Ana: Ballet Shoes and Theatre Shoes follow pretty much the same storyline, but then again, they take place in the same school. Still, the pattern is essentially the same, with the only exception being the addition of Miranda in Theatre Shoes.
Cecilia: She’s a pretty big addition though. And I’d say the change from being orphans in Ballet Shoes to being part of a distinguished theatrical clan in Theater Shoes is a pretty huge leap. The Fossil girls in some ways have to work way harder than the Warren family. Wouldn’t you agree?
Ana: Not necessarily. The Warren children still feel incredibly isolated, living in their grandmother’s house. They still identify immensely with their father’s side of the family, rather than their mother’s. And in a way, they are orphans. The money worries are still there, and the Fossil girls never worry very much about being liked or included by the other children at the Academy. We get more details of the Fossils’ routine being difficult (mostly because Streatfield describes the dancing in more detail, since none of the Warrens are dancers apart from Miriam) but I don’t think that necessarily means that the Warren children don’t work as hard.
Cecilia: I guess after reading the rest of her books, I see Miranda as a prototype for the ‘mean girl’ who only cares about her own success, which we get with Dulcie, Maurice from Movie Shoes and to a certain extent Lalla from Skating Shoes. The real interest in Theater Shoes I think comes from seeing how the school operates in wartime, with rationing, blackouts and effects of bombing.
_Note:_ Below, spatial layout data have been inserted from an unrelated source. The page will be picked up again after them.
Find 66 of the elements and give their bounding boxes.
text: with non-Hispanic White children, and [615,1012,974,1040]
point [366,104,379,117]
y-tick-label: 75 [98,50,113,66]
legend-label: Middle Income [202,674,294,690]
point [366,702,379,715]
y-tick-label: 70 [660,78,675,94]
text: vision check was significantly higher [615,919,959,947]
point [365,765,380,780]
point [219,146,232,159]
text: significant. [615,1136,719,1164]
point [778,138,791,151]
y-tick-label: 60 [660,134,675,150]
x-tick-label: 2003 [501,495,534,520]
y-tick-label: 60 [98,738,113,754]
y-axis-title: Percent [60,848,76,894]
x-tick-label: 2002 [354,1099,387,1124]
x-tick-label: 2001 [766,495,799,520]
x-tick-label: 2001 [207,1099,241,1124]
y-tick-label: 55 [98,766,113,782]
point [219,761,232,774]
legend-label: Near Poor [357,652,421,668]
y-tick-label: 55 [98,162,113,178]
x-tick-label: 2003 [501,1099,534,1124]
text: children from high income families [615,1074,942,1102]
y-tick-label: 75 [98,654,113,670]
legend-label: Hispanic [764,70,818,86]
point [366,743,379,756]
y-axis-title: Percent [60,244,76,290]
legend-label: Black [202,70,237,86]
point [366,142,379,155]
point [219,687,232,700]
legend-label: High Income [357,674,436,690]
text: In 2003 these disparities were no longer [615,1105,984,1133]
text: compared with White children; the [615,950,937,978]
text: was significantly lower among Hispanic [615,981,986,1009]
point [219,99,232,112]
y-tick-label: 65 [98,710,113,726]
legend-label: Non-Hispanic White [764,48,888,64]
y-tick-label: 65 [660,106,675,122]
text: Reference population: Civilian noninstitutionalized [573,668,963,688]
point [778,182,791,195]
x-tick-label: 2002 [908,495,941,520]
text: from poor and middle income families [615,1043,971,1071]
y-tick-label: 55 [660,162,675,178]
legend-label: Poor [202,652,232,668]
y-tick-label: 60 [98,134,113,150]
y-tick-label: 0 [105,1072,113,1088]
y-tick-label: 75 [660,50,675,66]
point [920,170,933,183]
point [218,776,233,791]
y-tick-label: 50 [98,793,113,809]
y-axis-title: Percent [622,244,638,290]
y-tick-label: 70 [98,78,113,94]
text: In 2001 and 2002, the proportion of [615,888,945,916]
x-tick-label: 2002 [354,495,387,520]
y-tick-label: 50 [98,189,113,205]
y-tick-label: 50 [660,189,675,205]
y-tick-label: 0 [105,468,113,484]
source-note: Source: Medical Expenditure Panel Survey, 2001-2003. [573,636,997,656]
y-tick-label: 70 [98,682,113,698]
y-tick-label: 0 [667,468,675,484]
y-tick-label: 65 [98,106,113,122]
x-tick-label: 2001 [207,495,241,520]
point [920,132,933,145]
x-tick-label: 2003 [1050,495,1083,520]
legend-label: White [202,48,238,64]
Ana: I can see your point about Theatre Shoes. I don’t think Lalla fits into the stereotype at all, though. While she does get jealous at one point during the book, she’s basically a good person, and she doesn’t have any other moments where she is mean or cruel to Harriet. Miranda and Dulcie are both proud and vain, and dislike being around other people–they don’t have any friends. By contrast, Lalla desperately wants a friend.
Cecilia: True. I guess I meant more in the aspect of being taken up with her own success. But even there, it’s really Aunt Claudia who wants Lalla to succeed–she doesn’t care as much about her figures as about being entertaining.
Ana: Yeah, that’s true. I suppose in Skating Shoes, Aunt Claudia is the “bad guy”. It is interesting that we don’t get one in Ballet Shoes.